Desde noviembre, cuando se aprobó, es exigible a los empleadores que analicen y evalúen los riesgos laborales y que informen a sus trabajadores del hogar de los mismos, así como de las medidas preventivas adoptadas, bajo la amenaza de sanciones a través de la Inspección de Trabajo en caso de incumplimiento.
La guía técnica desarrolla y comenta el articulado del Real Decreto 893/2024 con orientaciones sobre la evaluación de riesgos, adopción de medidas preventivas, equipos de trabajo y de protección individual, información y formación, riesgos graves e inminentes, organización de la actividad preventiva y vigilancia de la salud.
Seguramente la mayor insistencia está en que las personas empleadoras hagan una evaluación inicial de riesgos y documenten por escrito las medidas preventivas adoptadas, entregando copia a las personas trabajadoras.
El protocolo frente a la violencia y el acoso se dirige a personas empleadoras y empleadas del hogar familiar. Para ello ofrece pautas para la prevención y para la respuesta frente a conductas de violencia y acoso. La protección alcanza a todas las personas que prestan servicio en el ámbito del hogar familiar, tanto si son internas como externas y con independencia del lugar en que presten los servicios.

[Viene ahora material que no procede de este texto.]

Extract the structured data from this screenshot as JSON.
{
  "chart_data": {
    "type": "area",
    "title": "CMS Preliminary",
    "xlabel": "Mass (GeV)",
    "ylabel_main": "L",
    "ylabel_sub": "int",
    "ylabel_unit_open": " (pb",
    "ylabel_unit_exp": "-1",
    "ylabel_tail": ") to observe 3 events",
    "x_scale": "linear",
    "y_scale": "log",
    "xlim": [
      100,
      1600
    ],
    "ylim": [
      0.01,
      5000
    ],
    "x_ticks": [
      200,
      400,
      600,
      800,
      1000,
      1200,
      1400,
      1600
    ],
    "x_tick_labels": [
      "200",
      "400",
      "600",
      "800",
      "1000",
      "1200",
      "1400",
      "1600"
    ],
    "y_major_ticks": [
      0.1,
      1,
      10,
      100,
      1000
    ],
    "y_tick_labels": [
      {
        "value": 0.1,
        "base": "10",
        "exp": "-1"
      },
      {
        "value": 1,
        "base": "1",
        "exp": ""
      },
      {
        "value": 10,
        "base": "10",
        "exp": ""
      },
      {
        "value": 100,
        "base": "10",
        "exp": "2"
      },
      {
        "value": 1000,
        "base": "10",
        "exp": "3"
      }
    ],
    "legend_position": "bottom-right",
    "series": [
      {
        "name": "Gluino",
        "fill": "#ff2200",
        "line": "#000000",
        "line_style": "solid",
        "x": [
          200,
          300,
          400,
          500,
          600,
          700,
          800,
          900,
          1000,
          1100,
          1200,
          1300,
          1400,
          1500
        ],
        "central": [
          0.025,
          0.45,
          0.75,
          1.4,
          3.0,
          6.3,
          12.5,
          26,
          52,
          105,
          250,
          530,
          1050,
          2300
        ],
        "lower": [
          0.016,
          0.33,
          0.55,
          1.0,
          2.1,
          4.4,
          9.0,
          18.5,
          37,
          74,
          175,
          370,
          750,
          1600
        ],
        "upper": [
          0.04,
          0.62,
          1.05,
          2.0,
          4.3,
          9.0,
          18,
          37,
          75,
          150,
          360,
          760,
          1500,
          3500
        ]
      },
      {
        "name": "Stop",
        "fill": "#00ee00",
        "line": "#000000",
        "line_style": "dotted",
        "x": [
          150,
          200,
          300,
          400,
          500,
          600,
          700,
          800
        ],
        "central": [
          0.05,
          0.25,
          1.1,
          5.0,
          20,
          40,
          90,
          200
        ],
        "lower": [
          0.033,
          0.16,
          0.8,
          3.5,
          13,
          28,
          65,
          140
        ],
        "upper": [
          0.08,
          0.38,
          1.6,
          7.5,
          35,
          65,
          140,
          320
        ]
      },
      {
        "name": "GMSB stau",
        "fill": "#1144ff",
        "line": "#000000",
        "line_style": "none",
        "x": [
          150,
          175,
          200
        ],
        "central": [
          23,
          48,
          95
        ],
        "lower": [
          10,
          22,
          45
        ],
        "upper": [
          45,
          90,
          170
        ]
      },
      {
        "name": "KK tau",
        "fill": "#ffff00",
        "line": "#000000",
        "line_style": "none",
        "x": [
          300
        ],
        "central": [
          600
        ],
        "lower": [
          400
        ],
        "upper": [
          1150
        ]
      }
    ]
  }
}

El protocolo describe distintas manifestaciones de violencia y acoso, incluido el acoso sexual, el acoso por razón de sexo y el acoso por razón de origen racial o étnico, nacionalidad, identidad u orientación sexual.
En el caso de violencia o acoso, se contempla la posibilidad de acudir a un procedimiento interno entre las personas empleadoras o del entorno familiar y también la denuncia ante la Inspección de Trabajo.
Esta publicación conjunta de ambos documentos refuerza la prevención en el servicio del hogar y ofrece pautas para cumplir con las obligaciones en esta materia. Para aplicarse debidamente será preciso realizar campañas de divulgación sencillas, en lenguaje claro y en diferentes idiomas, además de un esfuerzo de la Inspección de Trabajo y de los canales de denuncia y de asesoramiento.